Throughout the course of my addiction, Stigwood had always believed I would come through. Even though it was an enormous gamble for him, he stuck by me, and one of the first things I did on my return was to arrange a meeting with him.

“What do you want to do?” he asked. “Because I know what I want you to do.”

I said, “Well, I’ve got all these ideas, and I think I want to make a record.”

“Well that’s great,” he said, “because that’s exactly what I had in mind. Here are your tickets to Miami, and the studio’s already booked, with Tom Dowd to produce it and engineer it, if you want him.”

And that was it. It had all been prearranged, and they were just waiting for me. I remember thinking how great his foresight was in putting together a deal I could just step into. He’d also rented us a house, 461 Ocean Boulevard, a luxury home right on the seafront in Miami Beach, and I flew there at once.

When I arrived, I was greeted by Carl, who then drove me from the airport to meet Jamie and Dick. They were very feisty young guys, bright and confident and not in the least impressed by me. They made me feel old, and I was only twenty-nine! The idea was that we should play as a quartet, augmented in the studio by other artists, and I instinctively understood that the success of the record depended entirely on the kind of chemistry we developed. The first and most important task for me was to find a way to restore my playing ability in the company of proper musicians. We ended up finding a compromise in which they played minimally to my capabilities. This gave the music a certain charm, in that it was very basic.

One of the extra musicians whom Stigwood had brought in to join us was Yvonne Elliman, a brilliant young singer who had played the part of Mary Magdalene both on Broadway and in the movie for Jesus Christ Superstar. Of Irish and Hawaiian descent, she was incredibly pretty and exotic looking, with long dark hair, and Stiggy was very keen that we should collaborate. Since I had had virtually no sex life in the last few years, it is not hard to imagine what happened in the heady atmosphere of recording in Miami. Yvonne and I fell in lust with each other and were soon flirting and mucking around and enjoying a passionate affair. She really liked to have fun and drink and do dope and generally hang out with the guys, and we became good friends. I was also impressed by her terrific voice, and it wasn’t long before I asked her to join the band.

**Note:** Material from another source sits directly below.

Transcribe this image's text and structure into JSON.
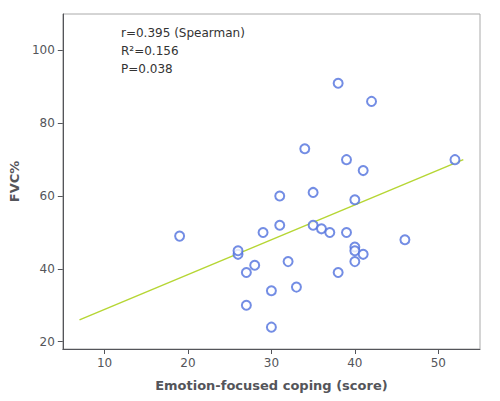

The guitar I chose to use for my return to recording was one I had built myself, a black Fender Stratocaster I had nicknamed “Blackie.” In the early days, in spite of my admiration for both Buddy Holly and Buddy Guy, both Strat players, I had predominantly played a Gibson Les Paul, but one day while on tour with the Dominos, I saw Steve Winwood with a white Strat and, inspired by him, I went into Sho-Bud in Nashville, and they had a stack of Strats in the back of the shop. They were completely out of fashion at the time, and I bought six of them for a song, no more than about a hundred dollars each. These vintage instruments would be worth about a hundred times that today. When I got home, I gave one to Steve, one to Pete Townshend, and another to George Harrison, and kept the rest. I then took the other three and made one guitar out of them, using the best components of each.